Por isso, o desafio mais complexo da gestão de pessoas é manter o equilíbrio entre digitalização e humanização. Na verdade, o que se espera é que o tempo reduzido pela tecnologia em processos rotineiros e burocráticos seja revertido em trabalhos para o desenvolvimento dos funcionários.

Inclusive, para aprimorar o uso das tecnologias para as necessidades de cada empresa, é preciso estimular a criatividade, uma habilidade que a inteligência artificial ainda não consegue replicar. 

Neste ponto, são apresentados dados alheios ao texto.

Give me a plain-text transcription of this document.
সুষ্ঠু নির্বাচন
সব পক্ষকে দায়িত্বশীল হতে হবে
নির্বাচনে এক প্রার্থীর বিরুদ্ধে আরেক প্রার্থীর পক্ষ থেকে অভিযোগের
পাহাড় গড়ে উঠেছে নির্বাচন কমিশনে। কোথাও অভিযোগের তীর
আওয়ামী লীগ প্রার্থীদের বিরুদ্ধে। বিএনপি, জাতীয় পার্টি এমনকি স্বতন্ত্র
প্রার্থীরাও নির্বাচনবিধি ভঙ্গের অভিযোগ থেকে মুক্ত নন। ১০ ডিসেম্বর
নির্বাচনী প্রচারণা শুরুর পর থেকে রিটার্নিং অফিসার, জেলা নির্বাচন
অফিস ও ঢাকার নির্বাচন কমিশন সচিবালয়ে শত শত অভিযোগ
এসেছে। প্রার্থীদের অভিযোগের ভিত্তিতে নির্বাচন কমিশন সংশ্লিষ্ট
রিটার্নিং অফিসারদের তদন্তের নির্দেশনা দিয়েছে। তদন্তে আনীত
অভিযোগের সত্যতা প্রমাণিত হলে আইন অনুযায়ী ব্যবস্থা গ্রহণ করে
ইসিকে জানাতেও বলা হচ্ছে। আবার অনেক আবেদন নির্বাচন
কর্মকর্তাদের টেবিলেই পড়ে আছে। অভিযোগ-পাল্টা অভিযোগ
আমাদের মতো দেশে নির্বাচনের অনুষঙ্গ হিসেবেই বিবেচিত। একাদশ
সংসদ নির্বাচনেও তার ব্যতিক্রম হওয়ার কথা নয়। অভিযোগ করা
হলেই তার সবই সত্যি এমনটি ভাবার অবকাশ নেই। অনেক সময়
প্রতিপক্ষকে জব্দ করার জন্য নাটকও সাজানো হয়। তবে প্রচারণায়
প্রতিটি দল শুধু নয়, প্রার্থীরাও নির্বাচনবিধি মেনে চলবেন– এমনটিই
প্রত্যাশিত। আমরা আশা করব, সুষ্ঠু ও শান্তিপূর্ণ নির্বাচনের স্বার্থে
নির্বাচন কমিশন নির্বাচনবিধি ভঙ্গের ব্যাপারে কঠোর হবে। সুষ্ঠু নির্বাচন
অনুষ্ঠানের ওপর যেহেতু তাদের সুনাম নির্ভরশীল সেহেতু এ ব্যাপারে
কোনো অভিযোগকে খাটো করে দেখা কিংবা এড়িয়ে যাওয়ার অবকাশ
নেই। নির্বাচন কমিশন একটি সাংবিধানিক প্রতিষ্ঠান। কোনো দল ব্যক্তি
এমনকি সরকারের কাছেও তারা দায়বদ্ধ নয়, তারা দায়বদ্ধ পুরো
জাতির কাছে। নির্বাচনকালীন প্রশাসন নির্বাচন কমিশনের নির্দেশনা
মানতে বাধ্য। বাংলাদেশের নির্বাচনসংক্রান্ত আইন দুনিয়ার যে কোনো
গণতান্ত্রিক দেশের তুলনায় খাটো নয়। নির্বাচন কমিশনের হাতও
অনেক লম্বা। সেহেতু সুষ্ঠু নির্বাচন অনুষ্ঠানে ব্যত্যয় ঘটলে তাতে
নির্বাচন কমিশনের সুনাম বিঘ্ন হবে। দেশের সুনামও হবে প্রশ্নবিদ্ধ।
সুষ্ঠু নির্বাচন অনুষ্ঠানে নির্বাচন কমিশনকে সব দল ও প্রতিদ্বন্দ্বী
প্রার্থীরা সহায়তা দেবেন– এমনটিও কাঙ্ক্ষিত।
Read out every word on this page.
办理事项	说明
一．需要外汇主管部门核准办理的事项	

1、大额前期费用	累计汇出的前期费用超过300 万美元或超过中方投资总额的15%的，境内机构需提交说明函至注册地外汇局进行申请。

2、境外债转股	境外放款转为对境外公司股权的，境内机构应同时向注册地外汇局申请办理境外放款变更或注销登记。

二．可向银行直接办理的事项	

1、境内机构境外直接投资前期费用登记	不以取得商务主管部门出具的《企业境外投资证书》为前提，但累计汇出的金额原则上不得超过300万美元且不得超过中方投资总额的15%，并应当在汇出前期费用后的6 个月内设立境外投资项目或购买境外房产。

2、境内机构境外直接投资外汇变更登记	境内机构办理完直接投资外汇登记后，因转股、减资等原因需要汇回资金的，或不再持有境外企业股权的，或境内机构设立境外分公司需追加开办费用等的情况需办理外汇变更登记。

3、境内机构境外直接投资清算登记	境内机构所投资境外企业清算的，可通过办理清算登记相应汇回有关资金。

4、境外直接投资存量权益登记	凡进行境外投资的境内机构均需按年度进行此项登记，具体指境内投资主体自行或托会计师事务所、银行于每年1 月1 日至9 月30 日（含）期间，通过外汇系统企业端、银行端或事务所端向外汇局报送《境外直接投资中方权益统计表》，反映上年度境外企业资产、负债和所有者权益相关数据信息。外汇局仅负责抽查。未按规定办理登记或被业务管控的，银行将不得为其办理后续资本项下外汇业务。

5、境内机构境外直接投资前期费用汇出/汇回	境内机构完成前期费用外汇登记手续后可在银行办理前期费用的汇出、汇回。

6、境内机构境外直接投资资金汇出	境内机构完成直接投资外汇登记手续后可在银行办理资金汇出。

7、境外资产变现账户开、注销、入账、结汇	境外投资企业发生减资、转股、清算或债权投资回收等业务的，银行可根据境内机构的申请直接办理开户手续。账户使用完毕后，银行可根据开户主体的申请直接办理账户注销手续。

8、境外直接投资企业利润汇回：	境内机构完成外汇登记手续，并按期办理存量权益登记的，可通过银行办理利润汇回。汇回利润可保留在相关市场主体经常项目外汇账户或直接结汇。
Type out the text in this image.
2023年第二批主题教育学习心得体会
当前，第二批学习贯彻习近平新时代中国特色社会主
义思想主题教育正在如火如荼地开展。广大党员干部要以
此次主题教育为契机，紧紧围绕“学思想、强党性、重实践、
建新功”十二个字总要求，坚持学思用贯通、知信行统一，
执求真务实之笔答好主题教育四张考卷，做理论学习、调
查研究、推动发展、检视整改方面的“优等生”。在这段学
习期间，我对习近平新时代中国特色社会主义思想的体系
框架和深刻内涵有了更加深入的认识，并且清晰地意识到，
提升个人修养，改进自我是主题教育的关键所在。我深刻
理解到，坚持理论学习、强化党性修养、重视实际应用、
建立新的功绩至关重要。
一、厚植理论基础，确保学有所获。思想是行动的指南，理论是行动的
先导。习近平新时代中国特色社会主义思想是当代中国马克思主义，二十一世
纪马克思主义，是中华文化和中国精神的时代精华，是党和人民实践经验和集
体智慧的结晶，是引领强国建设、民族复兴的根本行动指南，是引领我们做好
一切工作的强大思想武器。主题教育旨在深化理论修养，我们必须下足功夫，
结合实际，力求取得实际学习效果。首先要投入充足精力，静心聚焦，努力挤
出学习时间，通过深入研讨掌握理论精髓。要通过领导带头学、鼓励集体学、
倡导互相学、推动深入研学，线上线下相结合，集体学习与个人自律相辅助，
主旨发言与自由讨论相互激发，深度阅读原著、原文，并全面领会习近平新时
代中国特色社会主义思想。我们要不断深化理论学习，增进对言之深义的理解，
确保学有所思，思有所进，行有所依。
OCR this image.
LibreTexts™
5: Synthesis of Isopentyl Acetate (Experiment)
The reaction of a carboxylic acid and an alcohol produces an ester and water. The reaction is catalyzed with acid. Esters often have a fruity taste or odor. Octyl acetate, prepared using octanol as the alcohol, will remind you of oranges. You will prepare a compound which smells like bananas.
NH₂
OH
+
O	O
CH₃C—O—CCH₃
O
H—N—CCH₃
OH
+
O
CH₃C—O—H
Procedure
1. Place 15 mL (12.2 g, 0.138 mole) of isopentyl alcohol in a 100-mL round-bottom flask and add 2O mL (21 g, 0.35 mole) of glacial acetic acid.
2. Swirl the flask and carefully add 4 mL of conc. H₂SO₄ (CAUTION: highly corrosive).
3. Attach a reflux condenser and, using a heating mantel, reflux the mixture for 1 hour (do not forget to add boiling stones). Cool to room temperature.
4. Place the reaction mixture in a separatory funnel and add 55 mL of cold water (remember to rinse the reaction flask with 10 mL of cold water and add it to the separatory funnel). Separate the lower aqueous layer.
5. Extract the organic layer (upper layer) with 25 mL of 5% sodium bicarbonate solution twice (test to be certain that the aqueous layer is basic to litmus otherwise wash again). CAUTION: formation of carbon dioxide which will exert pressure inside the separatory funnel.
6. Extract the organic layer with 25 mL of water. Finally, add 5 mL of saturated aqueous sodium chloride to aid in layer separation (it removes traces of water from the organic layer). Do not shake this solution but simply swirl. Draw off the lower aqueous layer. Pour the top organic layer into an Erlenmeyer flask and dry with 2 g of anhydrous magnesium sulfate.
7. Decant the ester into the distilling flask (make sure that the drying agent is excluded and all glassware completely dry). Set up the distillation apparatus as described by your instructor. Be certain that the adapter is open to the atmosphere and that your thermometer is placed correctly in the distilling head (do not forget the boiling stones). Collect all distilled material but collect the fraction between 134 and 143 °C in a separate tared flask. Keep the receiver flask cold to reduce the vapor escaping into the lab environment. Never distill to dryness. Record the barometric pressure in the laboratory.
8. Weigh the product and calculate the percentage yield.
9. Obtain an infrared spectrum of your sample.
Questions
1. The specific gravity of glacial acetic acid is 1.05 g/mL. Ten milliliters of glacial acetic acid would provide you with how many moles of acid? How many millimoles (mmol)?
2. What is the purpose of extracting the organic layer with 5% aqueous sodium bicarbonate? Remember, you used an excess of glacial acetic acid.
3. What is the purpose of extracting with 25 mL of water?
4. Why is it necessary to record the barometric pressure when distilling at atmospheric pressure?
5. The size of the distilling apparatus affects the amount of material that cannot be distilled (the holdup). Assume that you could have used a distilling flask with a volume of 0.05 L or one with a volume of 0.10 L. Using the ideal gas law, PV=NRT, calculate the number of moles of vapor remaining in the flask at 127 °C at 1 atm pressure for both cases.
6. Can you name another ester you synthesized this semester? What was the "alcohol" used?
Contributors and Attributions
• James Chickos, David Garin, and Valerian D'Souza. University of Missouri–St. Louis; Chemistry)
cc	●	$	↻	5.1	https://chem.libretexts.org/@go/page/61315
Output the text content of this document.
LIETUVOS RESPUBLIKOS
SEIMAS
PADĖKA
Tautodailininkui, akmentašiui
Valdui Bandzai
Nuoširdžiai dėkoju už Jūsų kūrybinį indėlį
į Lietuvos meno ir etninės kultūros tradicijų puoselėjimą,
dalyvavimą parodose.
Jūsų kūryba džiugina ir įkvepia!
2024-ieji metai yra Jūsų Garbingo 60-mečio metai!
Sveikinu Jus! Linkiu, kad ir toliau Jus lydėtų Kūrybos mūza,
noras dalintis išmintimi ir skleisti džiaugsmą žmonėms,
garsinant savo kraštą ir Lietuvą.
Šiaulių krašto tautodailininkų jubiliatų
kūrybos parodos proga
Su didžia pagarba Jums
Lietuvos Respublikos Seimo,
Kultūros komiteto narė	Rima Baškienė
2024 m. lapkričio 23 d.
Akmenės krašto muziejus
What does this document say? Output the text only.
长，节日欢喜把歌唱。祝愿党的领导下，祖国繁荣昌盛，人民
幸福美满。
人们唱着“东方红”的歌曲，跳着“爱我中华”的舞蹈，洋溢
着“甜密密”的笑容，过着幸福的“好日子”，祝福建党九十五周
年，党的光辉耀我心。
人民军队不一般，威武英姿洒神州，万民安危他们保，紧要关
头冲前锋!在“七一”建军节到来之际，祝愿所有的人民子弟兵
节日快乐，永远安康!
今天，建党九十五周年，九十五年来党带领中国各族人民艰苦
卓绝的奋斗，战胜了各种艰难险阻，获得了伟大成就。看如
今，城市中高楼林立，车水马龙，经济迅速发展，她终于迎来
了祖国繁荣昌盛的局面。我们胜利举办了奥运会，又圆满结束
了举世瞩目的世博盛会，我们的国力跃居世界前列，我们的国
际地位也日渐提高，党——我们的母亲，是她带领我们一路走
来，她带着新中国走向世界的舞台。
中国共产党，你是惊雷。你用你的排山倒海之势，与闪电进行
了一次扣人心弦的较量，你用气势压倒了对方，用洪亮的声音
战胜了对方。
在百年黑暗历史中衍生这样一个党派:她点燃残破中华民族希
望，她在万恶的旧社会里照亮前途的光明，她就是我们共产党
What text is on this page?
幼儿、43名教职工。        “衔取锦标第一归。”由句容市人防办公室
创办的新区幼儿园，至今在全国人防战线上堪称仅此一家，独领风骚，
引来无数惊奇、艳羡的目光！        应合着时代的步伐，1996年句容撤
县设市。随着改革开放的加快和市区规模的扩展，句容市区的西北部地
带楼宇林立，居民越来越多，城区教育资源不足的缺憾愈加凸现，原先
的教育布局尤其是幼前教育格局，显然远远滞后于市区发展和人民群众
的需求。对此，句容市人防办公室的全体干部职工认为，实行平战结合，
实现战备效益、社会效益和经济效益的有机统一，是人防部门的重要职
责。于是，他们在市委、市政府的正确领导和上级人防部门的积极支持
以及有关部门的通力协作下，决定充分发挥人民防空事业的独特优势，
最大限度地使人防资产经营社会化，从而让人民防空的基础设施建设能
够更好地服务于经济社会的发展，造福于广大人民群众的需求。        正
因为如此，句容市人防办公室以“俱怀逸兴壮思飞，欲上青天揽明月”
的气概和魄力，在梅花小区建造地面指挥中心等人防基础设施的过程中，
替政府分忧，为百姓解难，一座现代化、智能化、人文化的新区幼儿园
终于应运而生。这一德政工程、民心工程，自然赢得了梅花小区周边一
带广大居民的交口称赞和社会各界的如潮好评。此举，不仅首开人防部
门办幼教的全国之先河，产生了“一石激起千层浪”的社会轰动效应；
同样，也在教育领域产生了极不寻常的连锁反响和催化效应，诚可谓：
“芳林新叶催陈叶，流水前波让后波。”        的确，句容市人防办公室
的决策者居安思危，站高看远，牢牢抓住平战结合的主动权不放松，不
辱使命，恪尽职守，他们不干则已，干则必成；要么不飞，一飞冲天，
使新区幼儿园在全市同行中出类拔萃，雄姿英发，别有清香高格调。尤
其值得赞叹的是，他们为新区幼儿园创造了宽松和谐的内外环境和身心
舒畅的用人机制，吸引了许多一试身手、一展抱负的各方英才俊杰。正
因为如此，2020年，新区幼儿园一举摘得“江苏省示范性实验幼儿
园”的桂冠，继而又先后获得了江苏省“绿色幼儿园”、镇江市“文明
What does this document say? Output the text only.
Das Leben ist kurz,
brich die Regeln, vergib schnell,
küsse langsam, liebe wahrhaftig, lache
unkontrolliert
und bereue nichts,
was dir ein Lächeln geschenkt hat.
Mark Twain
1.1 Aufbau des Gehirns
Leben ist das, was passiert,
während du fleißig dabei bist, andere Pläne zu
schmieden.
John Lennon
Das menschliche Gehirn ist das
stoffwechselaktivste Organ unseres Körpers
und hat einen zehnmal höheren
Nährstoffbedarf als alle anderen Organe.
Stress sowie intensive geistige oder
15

Utilização de dados e capacitação

De acordo com uma pesquisa da McKinsey, 98% dos líderes de RH entrevistados desejam direcionar a abordagem da experiência dos funcionários de forma mais dinâmica. A personalização das relações do trabalho amplia a visão para questões como diversidade, inclusão e o engajamento dos colaboradores à visão e ao propósito da empresa

O uso dos dados também é fundamental para a tomada de decisão. Além disso, traz mais possibilidades para os gestores criarem estratégias de melhoria do engajamento e da produtividade dos profissionais da empresa. 

No entanto, essa urgência de adaptação às ferramentas de inteligência artificial e data analytics não permitiu que os profissionais da área pudessem parar para utilizar essas novas tecnologias da melhor forma ou até mesmo que tivessem tempo suficiente para dominar essas ferramentas.

Por isso, a capacitação contínua para novas tecnologias e o desenvolvimento de modelos específicos de uso para cada empresa devem ser olhados com cuidado redobrado pelos gestores a partir de agora. 

Os modelos de trabalho

Foram rápidas transformações. Do presencial para o home office. Do home office para o híbrido ou para o anywhere office. As contratações também passaram a ser online, assim como a gestão à distância dos colaboradores.

Contar com tecnologias de gestão de tempo que permitam dar autonomia aos funcionários, trazer segurança para as empresas e não atropelar as regras de privacidade estão entre esses desafios. 

No caso da contratação online, sem dúvida contar com todos os documentos e processos armazenados na nuvem, evitar o deslocamento do candidato e do recrutador e controlar melhor o tempo de cada processo são benefícios. O desafio está em manter uma experiência de contratação humanizada, assertiva e segura para candidatos e empresas. 

Até onde a tecnologia vai

Mais do que saber como usar a tecnologia, os líderes de recursos humanos também precisam entender até onde é saudável o uso das ferramentas digitais. 

Processos mais sensíveis, como integração de novos colaboradores e desligamento merecem atenção extra. Nessas etapas, o uso de tecnologia não pode atrapalhar o nível de atenção e cuidado que um profissional necessita nesses momentos. Para muitos especialistas e gestores, esses são momentos que ainda merecem ser tratados presencialmente ou apenas em parte com auxílio da tecnologia.